Though she doesn't avoid talking about her tenure at the Department of Justice, Reno also reminds crowds of her time as Dade County prosecutor. With a reputation as a strong enforcer of child-support laws, for example, she was popular and cruised through five consecutive elections.
Yet it's her time in Washington that's freshest in many voters' minds.
Small bands of protesters appear at several of Reno's events - an unusual occurrence for a candidate who is not currently holding office, and a sign of lingering anger over some of her past decisions. In each case, Reno approaches them deliberately and shakes their hands.
Speaking to crowds, she addresses head-on the unspoken question in the minds of many. "Why do I do this?" she asks. "I do it because I was born and raised in this state, I care about this state, I love this state."
Indeed, Reno's deep affection for Florida is evident as she describes the cypress-plank house her mother built on the edge of the Everglades, which she still calls home. An avid paddler, she once circumnavigated the state by canoe.
Her stump speech focuses on issues such as education, the environment, and healthcare. But she's happy to talk about whatever else is on people's minds - whether it's adoption and gay rights or the impact of the Enron bankruptcy on Florida's pension fund.
Her stands on the issues - as well as her fearlessness - have won her scores of fervent admirers, mostly women. At a downtown Gainesville rally, where local celebrity Bo Diddley entertains by singing, "Janet, Janet Reno" over and over, groups of students wave posters and cheer.

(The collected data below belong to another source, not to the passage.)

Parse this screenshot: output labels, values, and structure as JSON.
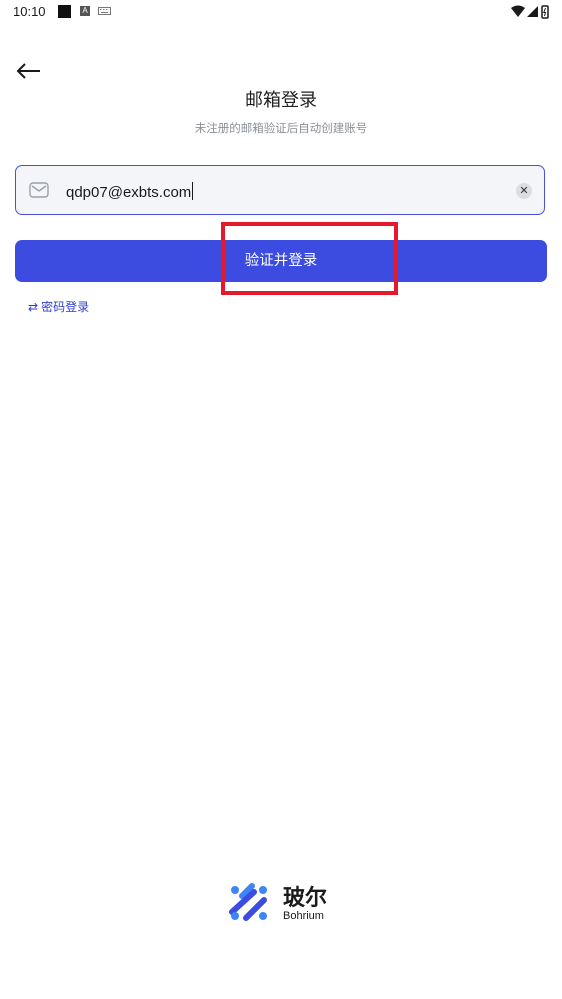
{
  "status_bar": {
    "time": "10:10",
    "notif_a": "A"
  },
  "header": {
    "title": "邮箱登录",
    "subtitle": "未注册的邮箱验证后自动创建账号"
  },
  "email_input": {
    "value": "qdp07@exbts.com",
    "clear_symbol": "✕"
  },
  "submit_button": {
    "label": "验证并登录",
    "color": "#3d4ce0"
  },
  "highlight": {
    "color": "#e5192b"
  },
  "switch_login": {
    "icon": "⇄",
    "label": "密码登录"
  },
  "footer": {
    "brand_cn": "玻尔",
    "brand_en": "Bohrium"
  },
  "icons": [
    "back-arrow-icon",
    "mail-icon",
    "clear-icon",
    "swap-icon",
    "wifi-icon",
    "signal-icon",
    "battery-icon",
    "bohrium-logo-icon"
  ]
}
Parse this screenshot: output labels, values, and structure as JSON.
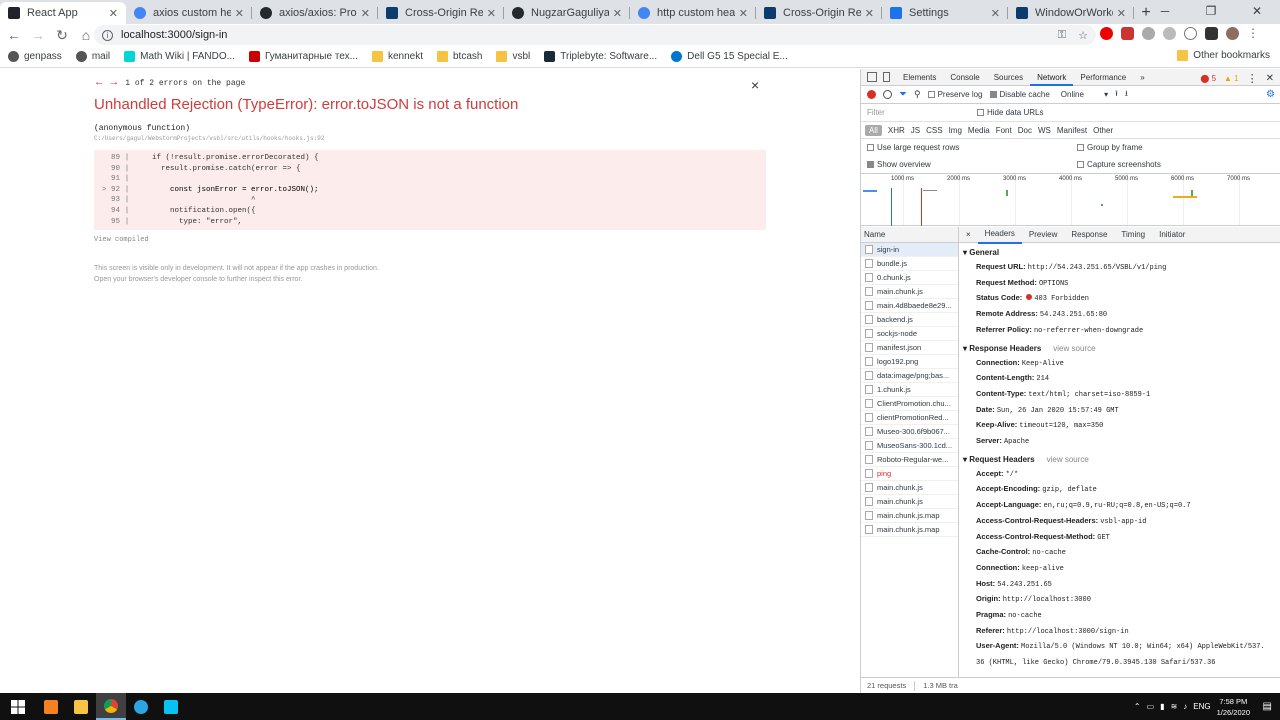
{
  "tabs": [
    {
      "title": "React App",
      "active": true,
      "icon": "react-icon",
      "color": "#20232a"
    },
    {
      "title": "axios custom headers - ",
      "icon": "google-icon",
      "color": "#4285f4"
    },
    {
      "title": "axios/axios: Promise ba",
      "icon": "github-icon",
      "color": "#24292e"
    },
    {
      "title": "Cross-Origin Resource",
      "icon": "mdn-icon",
      "color": "#0a3c6e"
    },
    {
      "title": "NugzarGaguliya/vsbl",
      "icon": "github-icon",
      "color": "#24292e"
    },
    {
      "title": "http custom headers -",
      "icon": "google-icon",
      "color": "#4285f4"
    },
    {
      "title": "Cross-Origin Resource",
      "icon": "mdn-icon",
      "color": "#0a3c6e"
    },
    {
      "title": "Settings",
      "icon": "gear-icon",
      "color": "#1a73e8"
    },
    {
      "title": "WindowOrWorkerGlob",
      "icon": "mdn-icon",
      "color": "#0a3c6e"
    }
  ],
  "newtab": "+",
  "window": {
    "min": "─",
    "max": "❐",
    "close": "✕"
  },
  "omnibox": {
    "url": "localhost:3000/sign-in",
    "info": "i",
    "key_icon": "⚿",
    "star_icon": "☆"
  },
  "bookmarks": [
    {
      "label": "genpass",
      "icon": "globe-icon",
      "color": "#555"
    },
    {
      "label": "mail",
      "icon": "globe-icon",
      "color": "#555"
    },
    {
      "label": "Math Wiki | FANDO...",
      "icon": "fandom-icon",
      "color": "#00d6d6"
    },
    {
      "label": "Гуманитарные тех...",
      "icon": "site-icon",
      "color": "#c00"
    },
    {
      "label": "kennekt",
      "icon": "folder-icon",
      "color": "#f6c344"
    },
    {
      "label": "btcash",
      "icon": "folder-icon",
      "color": "#f6c344"
    },
    {
      "label": "vsbl",
      "icon": "folder-icon",
      "color": "#f6c344"
    },
    {
      "label": "Triplebyte: Software...",
      "icon": "triplebyte-icon",
      "color": "#1b2a3a"
    },
    {
      "label": "Dell G5 15 Special E...",
      "icon": "dell-icon",
      "color": "#0076ce"
    }
  ],
  "other_bookmarks": "Other bookmarks",
  "overlay": {
    "nav_prev": "←",
    "nav_next": "→",
    "nav_text": "1 of 2 errors on the page",
    "close": "×",
    "title": "Unhandled Rejection (TypeError): error.toJSON is not a function",
    "function": "(anonymous function)",
    "path": "C:/Users/gagul/WebstormProjects/vsbl/src/utils/hooks/hooks.js:92",
    "code": [
      {
        "num": "89",
        "bar": "|",
        "src": "    if (!result.promise.errorDecorated) {",
        "hl": false
      },
      {
        "num": "90",
        "bar": "|",
        "src": "      result.promise.catch(error => {",
        "hl": false
      },
      {
        "num": "91",
        "bar": "|",
        "src": "",
        "hl": false
      },
      {
        "num": "> 92",
        "bar": "|",
        "src": "        const jsonError = error.toJSON();",
        "hl": true
      },
      {
        "num": "93",
        "bar": "|",
        "src": "                          ^",
        "hl": false
      },
      {
        "num": "94",
        "bar": "|",
        "src": "        notification.open({",
        "hl": false
      },
      {
        "num": "95",
        "bar": "|",
        "src": "          type: \"error\",",
        "hl": false
      }
    ],
    "view_compiled": "View compiled",
    "note1": "This screen is visible only in development. It will not appear if the app crashes in production.",
    "note2": "Open your browser's developer console to further inspect this error."
  },
  "devtools": {
    "tabs": [
      "Elements",
      "Console",
      "Sources",
      "Network",
      "Performance",
      "»"
    ],
    "active_tab": "Network",
    "errors": "5",
    "warnings": "1",
    "preserve_log": "Preserve log",
    "disable_cache": "Disable cache",
    "throttle": "Online",
    "filter_placeholder": "Filter",
    "hide_data_urls": "Hide data URLs",
    "types": [
      "All",
      "XHR",
      "JS",
      "CSS",
      "Img",
      "Media",
      "Font",
      "Doc",
      "WS",
      "Manifest",
      "Other"
    ],
    "opt_large": "Use large request rows",
    "opt_group": "Group by frame",
    "opt_overview": "Show overview",
    "opt_capture": "Capture screenshots",
    "ticks": [
      "1000 ms",
      "2000 ms",
      "3000 ms",
      "4000 ms",
      "5000 ms",
      "6000 ms",
      "7000 ms"
    ],
    "name_header": "Name",
    "requests": [
      "sign-in",
      "bundle.js",
      "0.chunk.js",
      "main.chunk.js",
      "main.4d8baede8e29...",
      "backend.js",
      "sockjs-node",
      "manifest.json",
      "logo192.png",
      "data:image/png;bas...",
      "1.chunk.js",
      "ClientPromotion.chu...",
      "clientPromotionRed...",
      "Museo-300.6f9b067...",
      "MuseoSans-300.1cd...",
      "Roboto-Regular-we...",
      "ping",
      "main.chunk.js",
      "main.chunk.js",
      "main.chunk.js.map",
      "main.chunk.js.map"
    ],
    "footer_requests": "21 requests",
    "footer_size": "1.3 MB tra",
    "detail_tabs": [
      "×",
      "Headers",
      "Preview",
      "Response",
      "Timing",
      "Initiator"
    ],
    "general_title": "General",
    "general": [
      {
        "k": "Request URL:",
        "v": "http://54.243.251.65/VSBL/v1/ping"
      },
      {
        "k": "Request Method:",
        "v": "OPTIONS"
      },
      {
        "k": "Status Code:",
        "v": "403 Forbidden"
      },
      {
        "k": "Remote Address:",
        "v": "54.243.251.65:80"
      },
      {
        "k": "Referrer Policy:",
        "v": "no-referrer-when-downgrade"
      }
    ],
    "response_title": "Response Headers",
    "view_source": "view source",
    "response": [
      {
        "k": "Connection:",
        "v": "Keep-Alive"
      },
      {
        "k": "Content-Length:",
        "v": "214"
      },
      {
        "k": "Content-Type:",
        "v": "text/html; charset=iso-8859-1"
      },
      {
        "k": "Date:",
        "v": "Sun, 26 Jan 2020 15:57:49 GMT"
      },
      {
        "k": "Keep-Alive:",
        "v": "timeout=120, max=350"
      },
      {
        "k": "Server:",
        "v": "Apache"
      }
    ],
    "request_title": "Request Headers",
    "request": [
      {
        "k": "Accept:",
        "v": "*/*"
      },
      {
        "k": "Accept-Encoding:",
        "v": "gzip, deflate"
      },
      {
        "k": "Accept-Language:",
        "v": "en,ru;q=0.9,ru-RU;q=0.8,en-US;q=0.7"
      },
      {
        "k": "Access-Control-Request-Headers:",
        "v": "vsbl-app-id"
      },
      {
        "k": "Access-Control-Request-Method:",
        "v": "GET"
      },
      {
        "k": "Cache-Control:",
        "v": "no-cache"
      },
      {
        "k": "Connection:",
        "v": "keep-alive"
      },
      {
        "k": "Host:",
        "v": "54.243.251.65"
      },
      {
        "k": "Origin:",
        "v": "http://localhost:3000"
      },
      {
        "k": "Pragma:",
        "v": "no-cache"
      },
      {
        "k": "Referer:",
        "v": "http://localhost:3000/sign-in"
      },
      {
        "k": "User-Agent:",
        "v": "Mozilla/5.0 (Windows NT 10.0; Win64; x64) AppleWebKit/537."
      },
      {
        "k": "",
        "v": "36 (KHTML, like Gecko) Chrome/79.0.3945.130 Safari/537.36"
      }
    ]
  },
  "taskbar": {
    "lang": "ENG",
    "time": "7:58 PM",
    "date": "1/26/2020"
  },
  "colors": {
    "error_red": "#d23b3b",
    "accent": "#1a73e8",
    "taskbar": "#101010"
  }
}
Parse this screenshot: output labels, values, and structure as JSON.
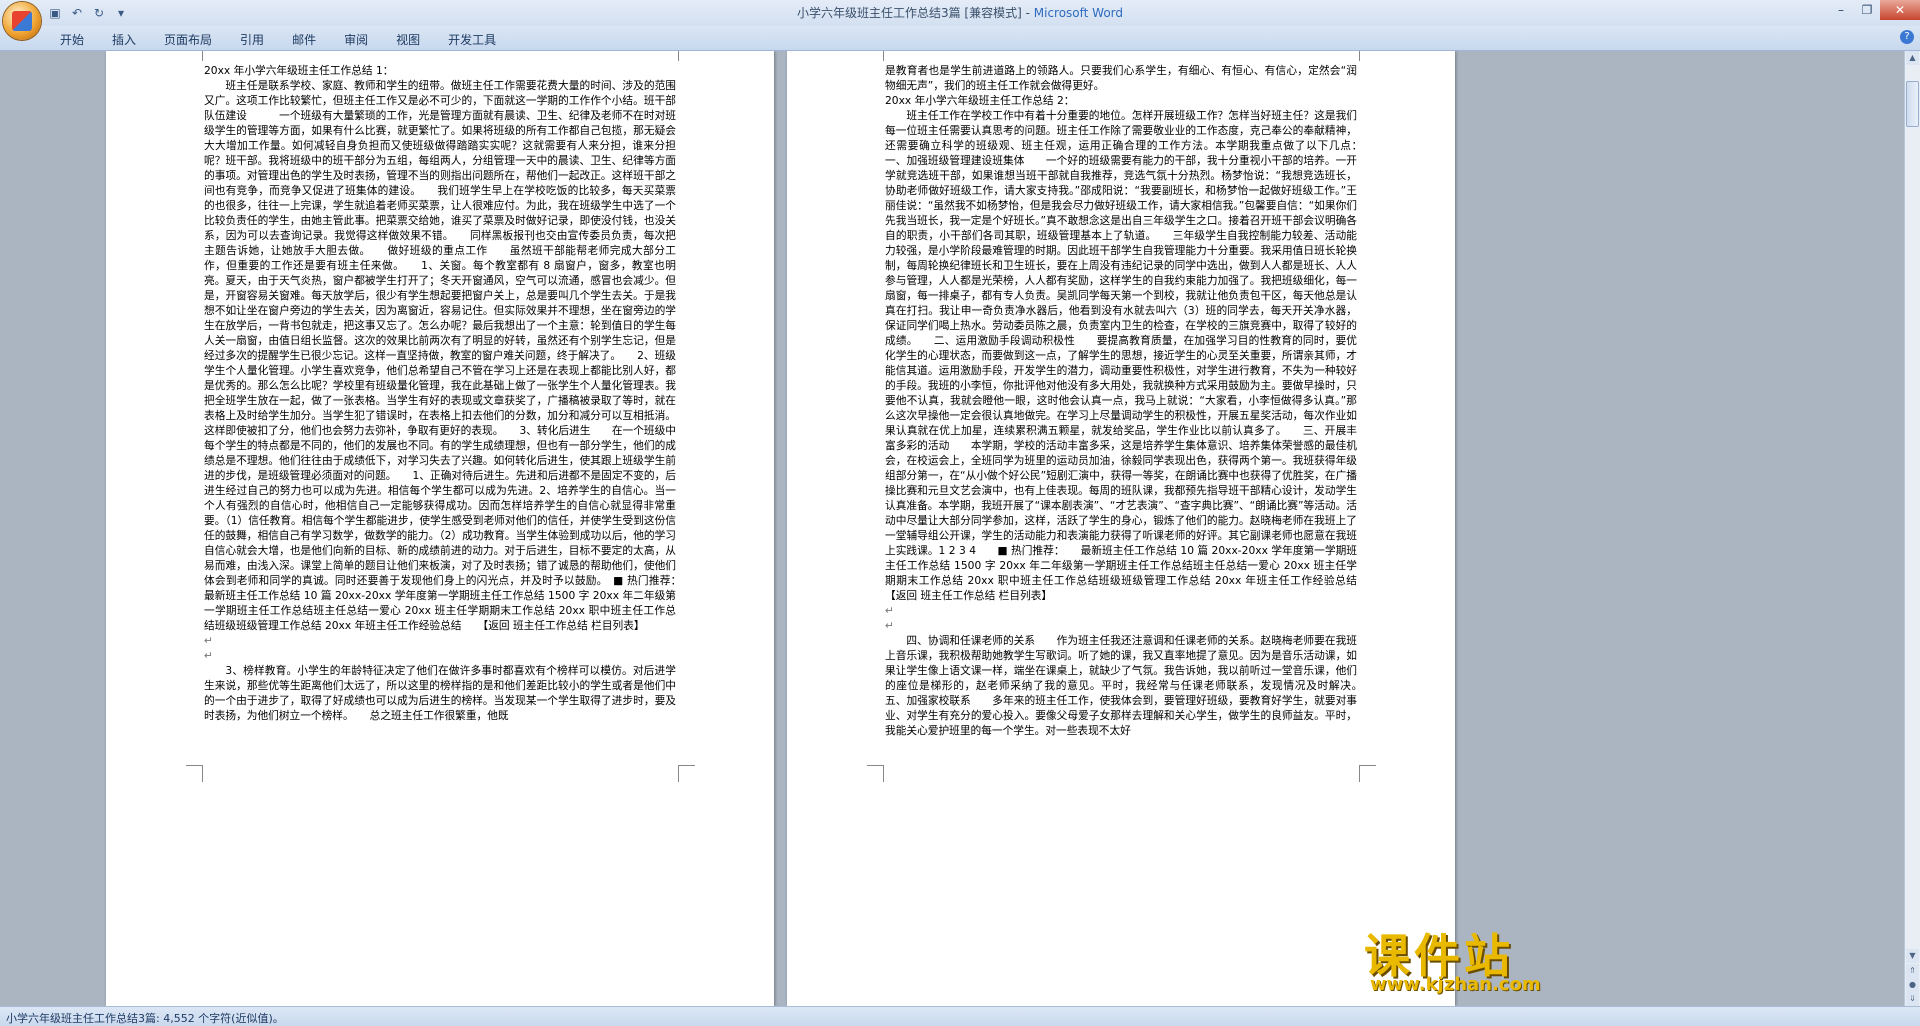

"She's just a very intelligent, strong female figure," raves Lana Swartz, a student from Miami, who races over to shake Reno's hand.
"I think she staunchly stands up for what she believes," agrees Maureen Peterson, who took the afternoon off from her university research job to see Reno. Still, when asked about Reno's chances in the fall, she wavers. "I hope she can win," she says. "I do not know if she can."
For her part, Reno says that even if she winds up losing, the campaign will have been worth it. "There are too many issues critical to the state of Florida," she says.
If people aren't willing to run for office, either because they think the problems are too intractable or because they're afraid they'll lose, then "democracy is the lesser for it."
She pauses, and adds firmly, "But I don't intend to lose."